Mesoporous bioactive glasses (MBGs) with a compoisition of 85SiO2-10CaO-5P2O5 (mol %) have been prepared through the evaporation-induced self-assembly (EISA) method, using P123 as a structure directing agent. For the first time, SiO2-CaO-P2O5 MBGs with identical composition and textural properties, but exhibiting different bicontinuous 3D-cubic and 2D-hexagonal structures, have been prepared. These materials allow us to discriminate the role of the structure on the bioactivity, from other parameters. To understand the role of each component on the mesostructure, local environment, and bioactive behavior, mesoporous 100SiO2, 95SiO2-5P2O5,and 90SiO2-10CaO (mol %) materials were also prepared under the same conditions. The results demonstrate that the joint presence of CaO and P2O5 results in amorphous calcium phosphate (ACP) clusters sited at the pore wall surface. This heterogeneity highly improves the bioactive behavior of these materials. In addition, the presence of ACP clusters within the silica network leads to different mesoporous structures.

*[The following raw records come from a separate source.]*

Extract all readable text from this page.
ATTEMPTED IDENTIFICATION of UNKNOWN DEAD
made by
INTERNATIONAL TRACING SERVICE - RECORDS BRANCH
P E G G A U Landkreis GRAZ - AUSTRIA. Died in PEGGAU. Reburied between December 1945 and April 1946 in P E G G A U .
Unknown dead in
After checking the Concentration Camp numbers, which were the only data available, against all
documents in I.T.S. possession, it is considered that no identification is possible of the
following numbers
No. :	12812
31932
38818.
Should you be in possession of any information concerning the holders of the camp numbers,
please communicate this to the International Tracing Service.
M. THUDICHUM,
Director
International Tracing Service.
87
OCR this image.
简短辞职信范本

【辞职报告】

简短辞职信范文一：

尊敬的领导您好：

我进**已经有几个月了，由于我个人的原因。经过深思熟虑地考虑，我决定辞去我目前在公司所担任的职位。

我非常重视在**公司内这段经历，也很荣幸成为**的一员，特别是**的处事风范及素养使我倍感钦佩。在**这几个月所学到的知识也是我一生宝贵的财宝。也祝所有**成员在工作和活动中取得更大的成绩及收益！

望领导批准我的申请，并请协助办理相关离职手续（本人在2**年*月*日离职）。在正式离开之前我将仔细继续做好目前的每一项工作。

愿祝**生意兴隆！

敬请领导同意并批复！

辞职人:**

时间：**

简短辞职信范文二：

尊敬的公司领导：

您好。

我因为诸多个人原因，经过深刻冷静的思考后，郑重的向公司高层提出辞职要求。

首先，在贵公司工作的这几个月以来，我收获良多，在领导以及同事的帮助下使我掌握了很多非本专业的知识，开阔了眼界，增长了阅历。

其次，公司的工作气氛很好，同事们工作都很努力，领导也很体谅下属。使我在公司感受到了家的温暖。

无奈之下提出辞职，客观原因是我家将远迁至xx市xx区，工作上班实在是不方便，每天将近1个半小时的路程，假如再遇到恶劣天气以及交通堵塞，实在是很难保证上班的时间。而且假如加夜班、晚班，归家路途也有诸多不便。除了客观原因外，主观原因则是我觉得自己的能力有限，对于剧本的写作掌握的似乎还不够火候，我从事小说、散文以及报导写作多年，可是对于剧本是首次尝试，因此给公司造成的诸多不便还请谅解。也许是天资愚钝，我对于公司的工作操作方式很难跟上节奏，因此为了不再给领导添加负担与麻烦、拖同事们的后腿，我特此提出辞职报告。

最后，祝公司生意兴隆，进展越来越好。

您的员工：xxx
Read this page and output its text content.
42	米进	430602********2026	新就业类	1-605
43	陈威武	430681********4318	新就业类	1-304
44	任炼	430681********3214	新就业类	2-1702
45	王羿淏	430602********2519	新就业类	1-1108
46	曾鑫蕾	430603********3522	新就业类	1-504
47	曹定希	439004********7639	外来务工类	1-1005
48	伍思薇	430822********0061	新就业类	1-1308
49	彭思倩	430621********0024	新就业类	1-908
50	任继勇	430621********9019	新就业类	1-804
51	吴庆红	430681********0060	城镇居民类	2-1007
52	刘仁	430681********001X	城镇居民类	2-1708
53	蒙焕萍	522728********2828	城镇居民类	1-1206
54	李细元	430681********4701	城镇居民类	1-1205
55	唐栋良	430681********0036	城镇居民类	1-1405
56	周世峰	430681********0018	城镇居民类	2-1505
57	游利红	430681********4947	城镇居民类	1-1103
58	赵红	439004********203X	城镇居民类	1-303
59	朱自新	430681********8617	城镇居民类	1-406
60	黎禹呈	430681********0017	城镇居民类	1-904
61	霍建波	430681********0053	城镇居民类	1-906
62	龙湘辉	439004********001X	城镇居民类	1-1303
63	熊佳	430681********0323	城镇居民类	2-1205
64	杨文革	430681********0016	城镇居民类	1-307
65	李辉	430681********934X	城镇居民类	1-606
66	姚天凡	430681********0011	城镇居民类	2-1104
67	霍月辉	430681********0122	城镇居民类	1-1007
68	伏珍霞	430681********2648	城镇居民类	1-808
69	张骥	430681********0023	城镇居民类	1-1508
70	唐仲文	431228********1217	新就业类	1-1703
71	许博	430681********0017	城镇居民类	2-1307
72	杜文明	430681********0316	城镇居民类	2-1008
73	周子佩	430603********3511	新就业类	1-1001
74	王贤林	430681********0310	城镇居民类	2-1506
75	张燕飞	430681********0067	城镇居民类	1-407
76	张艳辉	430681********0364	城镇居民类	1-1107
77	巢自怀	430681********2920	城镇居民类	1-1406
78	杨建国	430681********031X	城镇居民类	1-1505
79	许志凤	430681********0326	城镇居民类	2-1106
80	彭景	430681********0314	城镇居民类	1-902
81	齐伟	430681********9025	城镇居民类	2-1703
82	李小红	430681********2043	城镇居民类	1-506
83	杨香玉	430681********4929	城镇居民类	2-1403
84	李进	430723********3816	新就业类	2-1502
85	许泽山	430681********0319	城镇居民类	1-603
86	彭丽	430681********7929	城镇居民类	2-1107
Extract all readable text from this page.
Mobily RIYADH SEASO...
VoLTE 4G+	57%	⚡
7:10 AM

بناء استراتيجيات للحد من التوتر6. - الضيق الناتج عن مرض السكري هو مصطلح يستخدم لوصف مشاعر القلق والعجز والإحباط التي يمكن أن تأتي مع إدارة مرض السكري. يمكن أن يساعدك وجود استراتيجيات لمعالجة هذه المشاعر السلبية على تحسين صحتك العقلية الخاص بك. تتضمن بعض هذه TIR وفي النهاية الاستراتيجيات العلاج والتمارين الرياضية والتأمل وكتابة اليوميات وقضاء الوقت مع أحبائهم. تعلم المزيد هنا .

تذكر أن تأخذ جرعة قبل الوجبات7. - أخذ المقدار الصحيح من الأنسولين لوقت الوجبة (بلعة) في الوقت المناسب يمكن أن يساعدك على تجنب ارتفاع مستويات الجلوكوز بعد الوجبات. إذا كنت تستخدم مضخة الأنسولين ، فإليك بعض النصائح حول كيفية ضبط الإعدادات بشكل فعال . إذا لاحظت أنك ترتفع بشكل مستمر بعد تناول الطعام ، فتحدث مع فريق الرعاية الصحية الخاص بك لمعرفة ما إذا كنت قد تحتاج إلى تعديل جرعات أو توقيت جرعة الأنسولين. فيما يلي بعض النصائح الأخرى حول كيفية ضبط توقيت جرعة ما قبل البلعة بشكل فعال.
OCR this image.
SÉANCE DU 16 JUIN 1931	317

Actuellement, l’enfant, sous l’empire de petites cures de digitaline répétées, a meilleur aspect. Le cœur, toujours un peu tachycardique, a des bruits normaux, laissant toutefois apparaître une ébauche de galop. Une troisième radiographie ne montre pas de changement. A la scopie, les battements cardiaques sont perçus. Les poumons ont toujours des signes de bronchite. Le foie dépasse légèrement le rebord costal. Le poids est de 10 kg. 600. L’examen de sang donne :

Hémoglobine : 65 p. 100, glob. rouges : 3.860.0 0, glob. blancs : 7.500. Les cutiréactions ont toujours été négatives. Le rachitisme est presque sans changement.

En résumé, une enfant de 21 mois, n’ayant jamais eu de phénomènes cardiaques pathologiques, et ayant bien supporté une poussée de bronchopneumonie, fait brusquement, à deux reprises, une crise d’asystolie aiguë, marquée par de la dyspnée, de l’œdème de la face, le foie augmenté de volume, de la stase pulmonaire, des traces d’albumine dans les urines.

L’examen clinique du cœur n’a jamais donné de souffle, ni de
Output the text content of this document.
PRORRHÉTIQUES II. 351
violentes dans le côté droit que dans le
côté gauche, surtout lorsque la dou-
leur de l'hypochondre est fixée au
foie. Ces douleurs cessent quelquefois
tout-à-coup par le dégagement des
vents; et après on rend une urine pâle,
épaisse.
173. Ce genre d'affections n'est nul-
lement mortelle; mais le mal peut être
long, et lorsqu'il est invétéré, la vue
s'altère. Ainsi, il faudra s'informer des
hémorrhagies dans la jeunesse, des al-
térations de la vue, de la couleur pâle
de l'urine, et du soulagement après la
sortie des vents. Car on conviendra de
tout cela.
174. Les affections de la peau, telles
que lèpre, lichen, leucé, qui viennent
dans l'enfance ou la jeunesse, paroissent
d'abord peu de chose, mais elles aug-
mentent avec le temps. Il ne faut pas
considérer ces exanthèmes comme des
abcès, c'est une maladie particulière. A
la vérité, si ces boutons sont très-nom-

The mesoporous order can be tuned through a rigorous control of the solvent evaporation temperature during the mesophase formation, resulting in p6mm, p6mm/Ia3d coexistence, and Ia3d phases for 20, 30, and 40 C, respectively. Preliminary results indicate that, in the case of identical composition and textural properties, the mesoporous structure does not have influence on the apatite formation, although initial ionic exchange is slightly enhanced for 3D cubic bicontinuous structures.